Schwäbische Zeitung (Leutkirch / Isny / Bad Wurzach)
Worte eines weisen Managers
Der schwäbische Unternehmer Heinz Dürr blickt zurück
RAVENSBURG - Er hat das Unternehmen seiner Familien zum international bekannten Maschinenbauer Dürr entwickelt, den Elektronikkonzern AEG geführt und auf Wunsch von Bundeskanzler Helmut Kohl 1991 die Zusammenlegung von Bundesbahn und Reichsbahn zur Deutsche Bahn AG organisiert. Nun hat Heinz Dürr im Alter von 87 Jahren noch einmal ein Buch geschrieben. Eine Fortsetzung seines 2008 erschienenen autobiographischen Werkes „In der ersten Reihe“? Ja, auch, aber vor allem eine Fülle von Gedanken zu hochaktuellen und zeitlosen Fragen, die junge Führungskräfte in der Wirtschaft anregen sollen, sich ebenfalls damit auseinanderzusetzen.
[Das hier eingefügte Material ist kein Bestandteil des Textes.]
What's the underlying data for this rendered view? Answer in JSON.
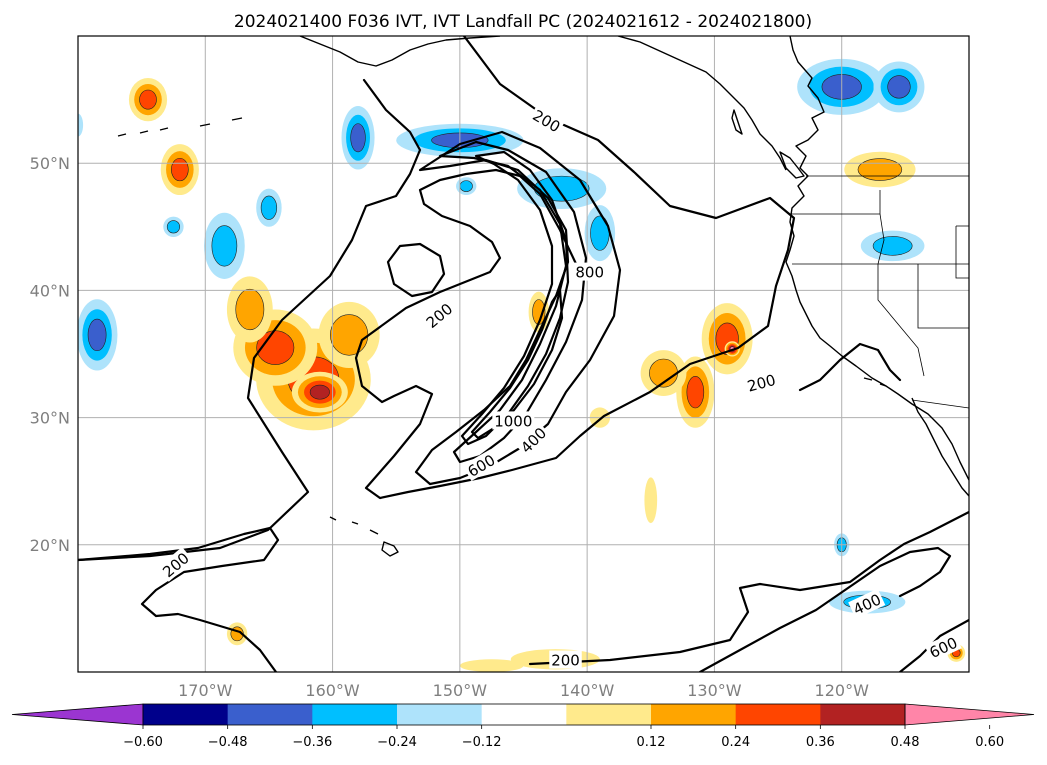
{
  "chart_data": {
    "type": "heatmap",
    "title": "2024021400 F036 IVT, IVT Landfall PC (2024021612 - 2024021800)",
    "x_axis": {
      "range_deg": [
        -180,
        -110
      ],
      "ticks": [
        {
          "value": -170,
          "label": "170°W"
        },
        {
          "value": -160,
          "label": "160°W"
        },
        {
          "value": -150,
          "label": "150°W"
        },
        {
          "value": -140,
          "label": "140°W"
        },
        {
          "value": -130,
          "label": "130°W"
        },
        {
          "value": -120,
          "label": "120°W"
        }
      ]
    },
    "y_axis": {
      "range_deg": [
        10,
        60
      ],
      "ticks": [
        {
          "value": 20,
          "label": "20°N"
        },
        {
          "value": 30,
          "label": "30°N"
        },
        {
          "value": 40,
          "label": "40°N"
        },
        {
          "value": 50,
          "label": "50°N"
        }
      ]
    },
    "grid": true,
    "colorbar": {
      "orientation": "horizontal",
      "extend": "both",
      "levels": [
        -0.6,
        -0.48,
        -0.36,
        -0.24,
        -0.12,
        0.12,
        0.24,
        0.36,
        0.48,
        0.6
      ],
      "tick_labels": [
        "−0.60",
        "−0.48",
        "−0.36",
        "−0.24",
        "−0.12",
        "0.12",
        "0.24",
        "0.36",
        "0.48",
        "0.60"
      ],
      "colors": [
        "#9b35d1",
        "#00008b",
        "#3a5fcd",
        "#00bfff",
        "#aee3fb",
        "#ffffff",
        "#ffea8c",
        "#ffa500",
        "#ff4500",
        "#b22222",
        "#ff85a8"
      ]
    },
    "ivt_contours": {
      "levels": [
        200,
        400,
        600,
        800,
        1000
      ],
      "labels": [
        {
          "text": "200",
          "lon": -143.2,
          "lat": 53.3,
          "rotation": 30
        },
        {
          "text": "200",
          "lon": -151.6,
          "lat": 38.0,
          "rotation": -40
        },
        {
          "text": "200",
          "lon": -126.3,
          "lat": 32.7,
          "rotation": -15
        },
        {
          "text": "200",
          "lon": -172.3,
          "lat": 18.4,
          "rotation": -40
        },
        {
          "text": "200",
          "lon": -141.7,
          "lat": 10.9,
          "rotation": 0
        },
        {
          "text": "400",
          "lon": -118.0,
          "lat": 15.3,
          "rotation": -25
        },
        {
          "text": "400",
          "lon": -144.2,
          "lat": 28.2,
          "rotation": -45
        },
        {
          "text": "600",
          "lon": -112.0,
          "lat": 11.9,
          "rotation": -25
        },
        {
          "text": "600",
          "lon": -148.3,
          "lat": 26.2,
          "rotation": -30
        },
        {
          "text": "800",
          "lon": -139.8,
          "lat": 41.4,
          "rotation": 0
        },
        {
          "text": "1000",
          "lon": -145.8,
          "lat": 29.7,
          "rotation": 0
        }
      ]
    },
    "pc_regions": [
      {
        "lon": -161.5,
        "lat": 33.0,
        "rx": 4.5,
        "ry": 4.0,
        "value": 0.38
      },
      {
        "lon": -164.5,
        "lat": 35.5,
        "rx": 3.3,
        "ry": 3.0,
        "value": 0.4
      },
      {
        "lon": -166.5,
        "lat": 38.5,
        "rx": 1.8,
        "ry": 2.6,
        "value": 0.28
      },
      {
        "lon": -158.7,
        "lat": 36.5,
        "rx": 2.4,
        "ry": 2.6,
        "value": 0.33
      },
      {
        "lon": -161.0,
        "lat": 32.0,
        "rx": 2.2,
        "ry": 1.6,
        "value": 0.5
      },
      {
        "lon": -174.5,
        "lat": 55.0,
        "rx": 1.5,
        "ry": 1.7,
        "value": 0.38
      },
      {
        "lon": -172.0,
        "lat": 49.5,
        "rx": 1.5,
        "ry": 2.0,
        "value": 0.4
      },
      {
        "lon": -129.0,
        "lat": 36.2,
        "rx": 2.0,
        "ry": 2.8,
        "value": 0.42
      },
      {
        "lon": -128.6,
        "lat": 35.4,
        "rx": 0.6,
        "ry": 0.6,
        "value": 0.62
      },
      {
        "lon": -131.5,
        "lat": 32.0,
        "rx": 1.5,
        "ry": 2.8,
        "value": 0.38
      },
      {
        "lon": -134.0,
        "lat": 33.5,
        "rx": 1.8,
        "ry": 1.8,
        "value": 0.28
      },
      {
        "lon": -117.0,
        "lat": 49.5,
        "rx": 2.8,
        "ry": 1.4,
        "value": 0.28
      },
      {
        "lon": -143.8,
        "lat": 38.3,
        "rx": 0.8,
        "ry": 1.6,
        "value": 0.28
      },
      {
        "lon": -135.0,
        "lat": 23.5,
        "rx": 0.5,
        "ry": 1.8,
        "value": 0.2
      },
      {
        "lon": -139.0,
        "lat": 30.0,
        "rx": 0.8,
        "ry": 0.8,
        "value": 0.2
      },
      {
        "lon": -167.5,
        "lat": 13.0,
        "rx": 0.8,
        "ry": 0.9,
        "value": 0.28
      },
      {
        "lon": -111.0,
        "lat": 11.5,
        "rx": 0.7,
        "ry": 0.7,
        "value": 0.38
      },
      {
        "lon": -142.5,
        "lat": 11.0,
        "rx": 3.5,
        "ry": 0.8,
        "value": 0.2
      },
      {
        "lon": -147.5,
        "lat": 10.5,
        "rx": 2.5,
        "ry": 0.5,
        "value": 0.2
      },
      {
        "lon": -120.0,
        "lat": 56.0,
        "rx": 3.5,
        "ry": 2.2,
        "value": -0.4
      },
      {
        "lon": -115.5,
        "lat": 56.0,
        "rx": 2.0,
        "ry": 2.0,
        "value": -0.42
      },
      {
        "lon": -158.0,
        "lat": 52.0,
        "rx": 1.3,
        "ry": 2.5,
        "value": -0.38
      },
      {
        "lon": -150.0,
        "lat": 51.8,
        "rx": 5.0,
        "ry": 1.3,
        "value": -0.38
      },
      {
        "lon": -142.0,
        "lat": 48.0,
        "rx": 3.5,
        "ry": 1.6,
        "value": -0.3
      },
      {
        "lon": -139.0,
        "lat": 44.5,
        "rx": 1.2,
        "ry": 2.2,
        "value": -0.3
      },
      {
        "lon": -178.5,
        "lat": 36.5,
        "rx": 1.6,
        "ry": 2.8,
        "value": -0.38
      },
      {
        "lon": -168.5,
        "lat": 43.5,
        "rx": 1.6,
        "ry": 2.6,
        "value": -0.3
      },
      {
        "lon": -165.0,
        "lat": 46.5,
        "rx": 1.0,
        "ry": 1.5,
        "value": -0.27
      },
      {
        "lon": -116.0,
        "lat": 43.5,
        "rx": 2.5,
        "ry": 1.2,
        "value": -0.3
      },
      {
        "lon": -118.0,
        "lat": 15.5,
        "rx": 3.0,
        "ry": 0.9,
        "value": -0.3
      },
      {
        "lon": -120.0,
        "lat": 20.0,
        "rx": 0.6,
        "ry": 0.9,
        "value": -0.3
      },
      {
        "lon": -172.5,
        "lat": 45.0,
        "rx": 0.8,
        "ry": 0.8,
        "value": -0.25
      },
      {
        "lon": -149.5,
        "lat": 48.2,
        "rx": 0.8,
        "ry": 0.7,
        "value": -0.25
      },
      {
        "lon": -180.0,
        "lat": 53.0,
        "rx": 0.4,
        "ry": 0.9,
        "value": -0.22
      }
    ]
  }
}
Dürrs Rückblick gilt insbesondere den, wie er es nennt, vier großen „Gelegenheiten“seines langen Berufslebens, und er benotet zugleich selbst, wie er diese genützt hat. Dem Tarifpolitiker, der als Vorsitzender des Arbeitgeberverbandes in den 1970er-Jahren erfolgreich versucht hatte, die traditionellen Rituale eines orientalischen Teppichhandels zu überwinden, bescheinigt er eine insgesamt positive Arbeit. So ist es auch. Einige der damals von ihm und dem IG-Metall-Bezirksleiter Franz Steinkühler ausgehandelten Tarifverträge für Nordwürttemberg/ Nordbaden gelten noch heute als Meilensteine moderner Tarifpolitik.
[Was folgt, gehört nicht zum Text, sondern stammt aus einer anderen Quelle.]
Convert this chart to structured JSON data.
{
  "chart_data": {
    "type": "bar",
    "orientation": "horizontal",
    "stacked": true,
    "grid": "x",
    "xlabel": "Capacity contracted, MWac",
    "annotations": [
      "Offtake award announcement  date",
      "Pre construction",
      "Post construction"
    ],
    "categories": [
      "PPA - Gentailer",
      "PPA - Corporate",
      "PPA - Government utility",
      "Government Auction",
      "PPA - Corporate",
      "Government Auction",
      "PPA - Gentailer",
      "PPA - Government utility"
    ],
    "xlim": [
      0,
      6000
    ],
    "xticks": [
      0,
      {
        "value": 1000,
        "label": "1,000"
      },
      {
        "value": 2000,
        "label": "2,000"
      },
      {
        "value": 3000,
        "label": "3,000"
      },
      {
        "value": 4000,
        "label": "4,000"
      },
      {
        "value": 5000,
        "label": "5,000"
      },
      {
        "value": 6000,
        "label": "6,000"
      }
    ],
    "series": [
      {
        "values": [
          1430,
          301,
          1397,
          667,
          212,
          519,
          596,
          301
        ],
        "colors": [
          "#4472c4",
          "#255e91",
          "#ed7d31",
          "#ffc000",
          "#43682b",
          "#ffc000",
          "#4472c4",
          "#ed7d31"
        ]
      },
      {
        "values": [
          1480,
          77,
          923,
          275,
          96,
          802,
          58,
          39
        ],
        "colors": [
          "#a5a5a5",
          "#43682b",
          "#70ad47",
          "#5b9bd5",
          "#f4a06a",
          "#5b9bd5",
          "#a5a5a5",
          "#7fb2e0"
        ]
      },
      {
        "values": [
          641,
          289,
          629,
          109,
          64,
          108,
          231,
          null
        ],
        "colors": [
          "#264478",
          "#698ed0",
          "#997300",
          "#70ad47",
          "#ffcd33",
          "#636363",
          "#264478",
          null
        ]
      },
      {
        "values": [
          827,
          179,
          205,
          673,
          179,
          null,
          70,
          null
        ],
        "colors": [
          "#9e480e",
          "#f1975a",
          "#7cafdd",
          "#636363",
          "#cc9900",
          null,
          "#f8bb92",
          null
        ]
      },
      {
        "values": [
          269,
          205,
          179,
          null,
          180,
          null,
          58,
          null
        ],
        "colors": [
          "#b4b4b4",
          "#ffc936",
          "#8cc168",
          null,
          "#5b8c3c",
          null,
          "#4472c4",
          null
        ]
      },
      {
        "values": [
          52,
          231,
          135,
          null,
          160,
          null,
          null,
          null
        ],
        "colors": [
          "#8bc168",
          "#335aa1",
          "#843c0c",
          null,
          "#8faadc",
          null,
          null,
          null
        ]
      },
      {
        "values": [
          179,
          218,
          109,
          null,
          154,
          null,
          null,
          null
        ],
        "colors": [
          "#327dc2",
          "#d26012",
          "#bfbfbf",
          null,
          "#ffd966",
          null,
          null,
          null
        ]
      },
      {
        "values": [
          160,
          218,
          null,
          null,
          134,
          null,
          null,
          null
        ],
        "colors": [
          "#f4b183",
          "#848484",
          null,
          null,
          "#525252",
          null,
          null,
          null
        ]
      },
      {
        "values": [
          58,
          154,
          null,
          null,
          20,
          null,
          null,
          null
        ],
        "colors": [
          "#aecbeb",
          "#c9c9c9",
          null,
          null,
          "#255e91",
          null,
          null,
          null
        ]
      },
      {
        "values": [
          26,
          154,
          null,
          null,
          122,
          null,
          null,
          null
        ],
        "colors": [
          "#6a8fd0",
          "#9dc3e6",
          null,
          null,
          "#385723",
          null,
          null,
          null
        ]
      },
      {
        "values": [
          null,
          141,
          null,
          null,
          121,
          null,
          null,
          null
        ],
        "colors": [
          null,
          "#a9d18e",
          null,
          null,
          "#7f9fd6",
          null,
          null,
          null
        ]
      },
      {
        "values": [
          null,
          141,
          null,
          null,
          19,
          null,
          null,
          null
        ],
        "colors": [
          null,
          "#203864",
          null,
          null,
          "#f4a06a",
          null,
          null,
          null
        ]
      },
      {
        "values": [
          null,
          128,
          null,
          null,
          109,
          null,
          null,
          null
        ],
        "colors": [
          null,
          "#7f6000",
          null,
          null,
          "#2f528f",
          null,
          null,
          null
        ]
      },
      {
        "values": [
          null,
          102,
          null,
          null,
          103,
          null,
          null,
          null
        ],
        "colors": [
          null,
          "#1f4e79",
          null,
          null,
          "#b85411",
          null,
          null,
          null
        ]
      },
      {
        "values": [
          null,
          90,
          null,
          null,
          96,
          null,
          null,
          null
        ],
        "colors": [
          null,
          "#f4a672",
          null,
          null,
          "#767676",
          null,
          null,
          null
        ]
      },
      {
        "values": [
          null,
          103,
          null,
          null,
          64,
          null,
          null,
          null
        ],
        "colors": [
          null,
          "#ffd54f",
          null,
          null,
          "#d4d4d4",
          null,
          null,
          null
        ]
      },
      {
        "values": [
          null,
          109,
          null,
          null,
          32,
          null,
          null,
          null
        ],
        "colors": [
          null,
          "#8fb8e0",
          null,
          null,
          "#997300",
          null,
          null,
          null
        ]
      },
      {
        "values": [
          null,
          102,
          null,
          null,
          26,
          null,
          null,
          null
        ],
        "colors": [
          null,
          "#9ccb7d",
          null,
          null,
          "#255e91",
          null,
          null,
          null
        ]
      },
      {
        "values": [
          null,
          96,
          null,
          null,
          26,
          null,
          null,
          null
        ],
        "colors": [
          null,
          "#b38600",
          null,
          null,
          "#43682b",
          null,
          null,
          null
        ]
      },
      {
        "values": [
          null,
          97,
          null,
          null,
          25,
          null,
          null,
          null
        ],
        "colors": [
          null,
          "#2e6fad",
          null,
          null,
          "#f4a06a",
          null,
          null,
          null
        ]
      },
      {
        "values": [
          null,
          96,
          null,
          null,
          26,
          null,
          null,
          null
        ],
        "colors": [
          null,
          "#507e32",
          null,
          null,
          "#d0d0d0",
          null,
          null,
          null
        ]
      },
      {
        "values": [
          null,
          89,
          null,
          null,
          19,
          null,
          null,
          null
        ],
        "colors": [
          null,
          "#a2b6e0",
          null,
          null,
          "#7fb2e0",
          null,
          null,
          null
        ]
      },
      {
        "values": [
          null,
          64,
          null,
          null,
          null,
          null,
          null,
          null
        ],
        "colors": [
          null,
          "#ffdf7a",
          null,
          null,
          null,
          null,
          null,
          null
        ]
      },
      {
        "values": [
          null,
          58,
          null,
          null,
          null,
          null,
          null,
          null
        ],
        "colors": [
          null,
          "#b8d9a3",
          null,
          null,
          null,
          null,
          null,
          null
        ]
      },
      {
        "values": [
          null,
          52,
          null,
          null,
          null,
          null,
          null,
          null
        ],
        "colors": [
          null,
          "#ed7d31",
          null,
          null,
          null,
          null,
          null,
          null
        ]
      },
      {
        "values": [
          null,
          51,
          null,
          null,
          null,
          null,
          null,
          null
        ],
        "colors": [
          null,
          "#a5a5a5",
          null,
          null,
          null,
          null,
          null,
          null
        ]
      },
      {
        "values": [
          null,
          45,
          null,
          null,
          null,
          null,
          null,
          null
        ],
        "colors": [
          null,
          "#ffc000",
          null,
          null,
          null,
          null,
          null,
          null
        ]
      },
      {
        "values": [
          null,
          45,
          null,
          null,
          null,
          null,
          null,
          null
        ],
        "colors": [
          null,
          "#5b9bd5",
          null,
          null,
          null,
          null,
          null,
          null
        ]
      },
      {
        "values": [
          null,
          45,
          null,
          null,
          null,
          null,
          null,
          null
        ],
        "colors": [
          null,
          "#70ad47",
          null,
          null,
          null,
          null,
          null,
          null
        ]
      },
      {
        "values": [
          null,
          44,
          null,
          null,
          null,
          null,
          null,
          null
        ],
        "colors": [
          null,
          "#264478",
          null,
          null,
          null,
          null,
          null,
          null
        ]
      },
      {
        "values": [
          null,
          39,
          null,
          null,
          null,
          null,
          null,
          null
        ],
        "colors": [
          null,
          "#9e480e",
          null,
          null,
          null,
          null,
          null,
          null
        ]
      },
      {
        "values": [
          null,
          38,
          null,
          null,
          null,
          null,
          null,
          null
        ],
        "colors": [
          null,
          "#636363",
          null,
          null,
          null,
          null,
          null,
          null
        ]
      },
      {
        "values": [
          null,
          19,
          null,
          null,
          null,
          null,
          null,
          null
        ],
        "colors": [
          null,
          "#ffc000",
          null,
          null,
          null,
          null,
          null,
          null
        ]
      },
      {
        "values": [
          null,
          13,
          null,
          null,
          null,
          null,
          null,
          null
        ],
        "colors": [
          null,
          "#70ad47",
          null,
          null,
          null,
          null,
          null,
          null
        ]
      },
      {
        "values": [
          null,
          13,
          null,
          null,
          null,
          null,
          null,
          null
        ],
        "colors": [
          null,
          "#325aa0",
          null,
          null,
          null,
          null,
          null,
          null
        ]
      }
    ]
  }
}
Etwas kritischer sieht Dürr seine Tätigkeit als Vorstandsvorsitzender der AEG Telefunken AG. Zwar hatte er, was selten ist, den Vergleich geschafft, aber die Zerschlagung des Elektroriesen letztlich nicht verhindern können. Dürr bedauert, dass er diese Aufgabe nicht konsequent zum Ende, also zum Erfolg, geführt habe. Sehr zufrieden blickt er hingegen auf seine Zeit als Chef der Deutschen Bahn zurück. Mit Recht. Die von ihm maßgeblich betriebene Bahnreform gilt als eine herausragende unternehmerische Leistung. Als erfolgreichstes seiner Projekte bezeichnet Heinz Dürr aber seine Tätigkeit als Stiftungskommissar der Carl-ZeissStiftung. Die Reform des veralteten Stiftungsstatuts, die auf seine Initiative zurückgeht, ermöglicht es, dass Carl Zeiss und Schott heute nach dem Gesetz und den Regeln von Aktiengesellschaften geführt werden können.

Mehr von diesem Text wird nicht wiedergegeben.